A powerful new chapter for Windows PCs, accelerated by Nvidia RTX Spark
https://news.ycombinator.com/item?id=48352693
Nvidia RTX Spark
Decent single core (a long ways from Apple level, but decent), but it makes up for it in cores to provide M5 level performance, CPU wise. Memory bandwidth it is kind of starved, at 1/6th many GPUs.
They got Microsoft to customize Windows for the RTX Spark, and will likely have to brutally throttle it when running as a laptop (it's literally a 140W TDP chip), and that's neat. It's going to be a very expensive laptop.
Tech companies have strangled their own market.
Nvidia is milking the market now. We need more competition again - currently we have a mafia control the prices, not just Nvidia but all the AI companies. The price increases should be paid for them, not by us. "Free market" is being manipulated by them here.

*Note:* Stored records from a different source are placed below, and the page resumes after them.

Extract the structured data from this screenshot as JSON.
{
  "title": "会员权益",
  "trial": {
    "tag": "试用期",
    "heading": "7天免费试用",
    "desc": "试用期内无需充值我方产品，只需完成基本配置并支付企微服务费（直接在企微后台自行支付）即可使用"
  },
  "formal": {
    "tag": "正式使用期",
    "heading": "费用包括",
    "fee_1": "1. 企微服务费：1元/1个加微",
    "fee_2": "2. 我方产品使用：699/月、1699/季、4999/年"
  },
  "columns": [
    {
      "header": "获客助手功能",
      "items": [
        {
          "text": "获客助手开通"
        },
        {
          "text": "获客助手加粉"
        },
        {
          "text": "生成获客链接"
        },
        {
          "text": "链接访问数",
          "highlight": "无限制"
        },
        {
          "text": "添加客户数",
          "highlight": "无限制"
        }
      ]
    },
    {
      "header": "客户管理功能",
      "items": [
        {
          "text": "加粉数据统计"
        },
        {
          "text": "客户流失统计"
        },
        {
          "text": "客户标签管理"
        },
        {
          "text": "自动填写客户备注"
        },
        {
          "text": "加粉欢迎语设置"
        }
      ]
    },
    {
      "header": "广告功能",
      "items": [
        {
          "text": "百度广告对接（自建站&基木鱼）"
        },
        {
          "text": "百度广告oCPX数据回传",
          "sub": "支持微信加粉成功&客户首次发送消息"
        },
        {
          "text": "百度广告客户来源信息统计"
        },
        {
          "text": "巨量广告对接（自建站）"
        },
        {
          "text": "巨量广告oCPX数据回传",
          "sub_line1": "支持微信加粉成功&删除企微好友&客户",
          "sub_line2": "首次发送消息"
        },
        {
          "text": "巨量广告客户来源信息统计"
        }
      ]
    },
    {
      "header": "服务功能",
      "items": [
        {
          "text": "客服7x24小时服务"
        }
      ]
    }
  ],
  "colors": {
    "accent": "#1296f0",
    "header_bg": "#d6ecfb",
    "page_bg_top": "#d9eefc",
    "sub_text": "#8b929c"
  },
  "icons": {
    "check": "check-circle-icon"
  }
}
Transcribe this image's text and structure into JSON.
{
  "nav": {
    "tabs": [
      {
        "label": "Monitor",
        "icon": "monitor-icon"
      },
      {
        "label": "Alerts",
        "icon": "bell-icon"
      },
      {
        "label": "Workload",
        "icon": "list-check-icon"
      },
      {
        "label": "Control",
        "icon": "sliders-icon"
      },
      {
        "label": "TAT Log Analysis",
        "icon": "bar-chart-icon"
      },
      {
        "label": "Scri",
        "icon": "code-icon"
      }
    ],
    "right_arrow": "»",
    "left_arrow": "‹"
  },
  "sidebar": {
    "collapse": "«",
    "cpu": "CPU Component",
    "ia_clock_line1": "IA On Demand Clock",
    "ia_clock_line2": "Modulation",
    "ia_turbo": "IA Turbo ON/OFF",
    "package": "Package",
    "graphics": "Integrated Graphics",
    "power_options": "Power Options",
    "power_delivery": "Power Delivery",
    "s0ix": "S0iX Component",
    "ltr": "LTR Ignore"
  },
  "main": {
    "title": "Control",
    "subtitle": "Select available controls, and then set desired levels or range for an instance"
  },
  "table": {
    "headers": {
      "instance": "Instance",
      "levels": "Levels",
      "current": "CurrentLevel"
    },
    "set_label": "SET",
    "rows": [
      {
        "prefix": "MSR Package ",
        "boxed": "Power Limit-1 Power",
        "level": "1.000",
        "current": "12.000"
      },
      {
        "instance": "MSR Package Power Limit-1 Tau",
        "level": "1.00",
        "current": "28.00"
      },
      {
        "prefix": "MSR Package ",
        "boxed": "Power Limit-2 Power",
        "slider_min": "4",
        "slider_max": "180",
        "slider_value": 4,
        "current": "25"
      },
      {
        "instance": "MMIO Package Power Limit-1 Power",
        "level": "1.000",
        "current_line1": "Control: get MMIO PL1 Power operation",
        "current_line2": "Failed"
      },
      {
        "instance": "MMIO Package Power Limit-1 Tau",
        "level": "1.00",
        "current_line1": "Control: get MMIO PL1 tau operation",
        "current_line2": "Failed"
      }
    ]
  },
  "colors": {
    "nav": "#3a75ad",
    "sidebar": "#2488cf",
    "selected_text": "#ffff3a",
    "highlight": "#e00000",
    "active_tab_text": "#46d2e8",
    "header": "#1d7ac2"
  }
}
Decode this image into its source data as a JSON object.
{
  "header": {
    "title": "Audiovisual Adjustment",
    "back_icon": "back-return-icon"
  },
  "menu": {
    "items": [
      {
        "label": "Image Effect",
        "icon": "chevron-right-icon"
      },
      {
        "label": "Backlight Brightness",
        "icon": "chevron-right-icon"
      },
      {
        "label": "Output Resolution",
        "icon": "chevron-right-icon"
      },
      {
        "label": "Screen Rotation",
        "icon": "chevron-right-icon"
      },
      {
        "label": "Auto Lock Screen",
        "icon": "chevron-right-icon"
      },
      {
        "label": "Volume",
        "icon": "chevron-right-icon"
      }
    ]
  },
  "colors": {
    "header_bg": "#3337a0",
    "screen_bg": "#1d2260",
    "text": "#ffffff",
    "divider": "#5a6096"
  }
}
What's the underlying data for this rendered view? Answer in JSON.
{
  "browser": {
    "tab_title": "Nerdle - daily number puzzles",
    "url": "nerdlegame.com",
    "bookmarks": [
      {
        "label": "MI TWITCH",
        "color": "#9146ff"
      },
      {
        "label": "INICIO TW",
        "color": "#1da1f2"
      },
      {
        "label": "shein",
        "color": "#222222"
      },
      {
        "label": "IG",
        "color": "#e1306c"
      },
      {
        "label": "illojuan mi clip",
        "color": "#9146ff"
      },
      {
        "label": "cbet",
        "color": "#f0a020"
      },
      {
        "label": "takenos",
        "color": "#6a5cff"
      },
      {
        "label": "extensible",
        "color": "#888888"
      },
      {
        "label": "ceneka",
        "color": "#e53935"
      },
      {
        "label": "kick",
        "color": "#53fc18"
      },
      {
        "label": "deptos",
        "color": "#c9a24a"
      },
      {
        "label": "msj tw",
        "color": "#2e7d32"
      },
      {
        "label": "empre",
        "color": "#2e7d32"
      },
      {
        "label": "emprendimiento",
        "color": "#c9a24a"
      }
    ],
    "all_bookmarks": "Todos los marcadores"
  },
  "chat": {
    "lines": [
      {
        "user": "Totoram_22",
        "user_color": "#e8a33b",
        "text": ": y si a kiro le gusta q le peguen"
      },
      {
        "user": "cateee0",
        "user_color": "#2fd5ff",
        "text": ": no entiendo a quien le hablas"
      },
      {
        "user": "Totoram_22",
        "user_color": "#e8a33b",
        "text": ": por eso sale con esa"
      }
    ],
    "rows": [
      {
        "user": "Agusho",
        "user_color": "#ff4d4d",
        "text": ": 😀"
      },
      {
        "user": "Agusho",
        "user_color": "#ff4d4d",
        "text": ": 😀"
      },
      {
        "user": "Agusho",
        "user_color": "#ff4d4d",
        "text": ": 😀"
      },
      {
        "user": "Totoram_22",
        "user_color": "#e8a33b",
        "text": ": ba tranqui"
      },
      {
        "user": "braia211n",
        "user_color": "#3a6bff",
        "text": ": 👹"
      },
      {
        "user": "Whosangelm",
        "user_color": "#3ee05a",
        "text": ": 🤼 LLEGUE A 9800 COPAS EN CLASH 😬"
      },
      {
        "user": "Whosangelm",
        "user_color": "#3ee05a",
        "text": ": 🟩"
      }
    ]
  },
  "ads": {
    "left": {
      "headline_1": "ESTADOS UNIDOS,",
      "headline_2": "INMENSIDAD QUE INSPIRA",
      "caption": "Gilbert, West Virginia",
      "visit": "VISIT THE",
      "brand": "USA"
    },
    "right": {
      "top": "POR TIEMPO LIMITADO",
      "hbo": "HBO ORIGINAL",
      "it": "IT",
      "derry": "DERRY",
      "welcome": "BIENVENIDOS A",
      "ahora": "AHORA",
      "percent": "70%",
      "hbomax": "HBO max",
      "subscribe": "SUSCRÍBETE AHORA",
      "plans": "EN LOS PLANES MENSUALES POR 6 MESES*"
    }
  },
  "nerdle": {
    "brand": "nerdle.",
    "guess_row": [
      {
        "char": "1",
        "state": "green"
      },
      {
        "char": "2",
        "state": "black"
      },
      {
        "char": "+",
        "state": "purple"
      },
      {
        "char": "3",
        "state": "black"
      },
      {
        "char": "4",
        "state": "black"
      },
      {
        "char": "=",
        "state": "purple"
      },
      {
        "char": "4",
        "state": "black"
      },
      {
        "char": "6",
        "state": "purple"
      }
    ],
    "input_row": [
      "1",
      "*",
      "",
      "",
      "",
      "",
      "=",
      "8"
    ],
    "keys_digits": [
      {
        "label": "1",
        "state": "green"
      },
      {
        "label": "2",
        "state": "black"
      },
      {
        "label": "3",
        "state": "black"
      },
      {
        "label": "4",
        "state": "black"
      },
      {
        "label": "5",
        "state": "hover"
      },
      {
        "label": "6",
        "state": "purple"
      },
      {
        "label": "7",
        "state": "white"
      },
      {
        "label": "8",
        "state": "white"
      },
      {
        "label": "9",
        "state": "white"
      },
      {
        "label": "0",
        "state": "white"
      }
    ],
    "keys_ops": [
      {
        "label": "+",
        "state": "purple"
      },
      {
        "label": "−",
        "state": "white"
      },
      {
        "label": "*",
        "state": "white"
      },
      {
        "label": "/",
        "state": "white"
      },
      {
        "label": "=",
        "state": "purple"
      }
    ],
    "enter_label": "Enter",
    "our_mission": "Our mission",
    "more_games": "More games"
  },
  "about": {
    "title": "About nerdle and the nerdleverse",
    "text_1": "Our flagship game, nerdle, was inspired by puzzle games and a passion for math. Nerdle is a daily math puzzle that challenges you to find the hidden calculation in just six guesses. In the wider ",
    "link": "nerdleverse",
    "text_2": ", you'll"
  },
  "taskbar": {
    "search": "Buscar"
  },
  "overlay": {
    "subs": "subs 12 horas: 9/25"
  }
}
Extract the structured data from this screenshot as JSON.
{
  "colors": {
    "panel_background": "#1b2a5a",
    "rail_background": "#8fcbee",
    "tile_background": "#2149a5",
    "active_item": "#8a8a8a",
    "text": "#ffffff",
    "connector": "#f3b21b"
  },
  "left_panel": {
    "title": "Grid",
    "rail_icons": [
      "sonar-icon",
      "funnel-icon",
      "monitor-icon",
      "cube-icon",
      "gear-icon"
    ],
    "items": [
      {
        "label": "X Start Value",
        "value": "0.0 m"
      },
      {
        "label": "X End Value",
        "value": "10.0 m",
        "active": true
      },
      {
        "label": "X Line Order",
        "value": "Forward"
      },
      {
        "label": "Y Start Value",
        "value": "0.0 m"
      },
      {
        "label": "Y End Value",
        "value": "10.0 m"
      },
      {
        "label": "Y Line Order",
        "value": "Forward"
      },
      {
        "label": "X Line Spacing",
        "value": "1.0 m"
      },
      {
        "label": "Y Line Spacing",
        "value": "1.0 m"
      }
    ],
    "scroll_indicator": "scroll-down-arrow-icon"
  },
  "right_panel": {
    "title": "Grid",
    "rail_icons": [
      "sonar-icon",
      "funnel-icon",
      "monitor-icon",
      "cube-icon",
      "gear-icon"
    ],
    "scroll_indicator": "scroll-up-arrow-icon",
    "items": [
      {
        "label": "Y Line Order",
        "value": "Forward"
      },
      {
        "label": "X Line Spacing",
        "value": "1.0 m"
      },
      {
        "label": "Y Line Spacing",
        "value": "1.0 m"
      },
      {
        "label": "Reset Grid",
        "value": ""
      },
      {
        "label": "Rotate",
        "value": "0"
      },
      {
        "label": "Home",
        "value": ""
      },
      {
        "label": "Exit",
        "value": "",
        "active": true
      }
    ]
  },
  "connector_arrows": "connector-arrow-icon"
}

I'd say this relates directly to the cost of running AI models remotely.
And we won't know what the actual cost will be until AI vendors recover the huge pile of cash they've dumped into development (plus interest).
Bill Gates had a quote some years ago...
People have still not learned how fast we improve our tech and how much cheaper thing gets I guess :)
Clip me :). You are currently living through the final stages of unrestricted computing in the hands of the 'public'. Our regimes are going to pull up the drawbridge in the name of 'safety'. Download the open models asap and prepare for an airgapped computing environment. That will be your frontier in not extremely neutered AI in the near future.
I am so hoping I'm completely wrong on this btw.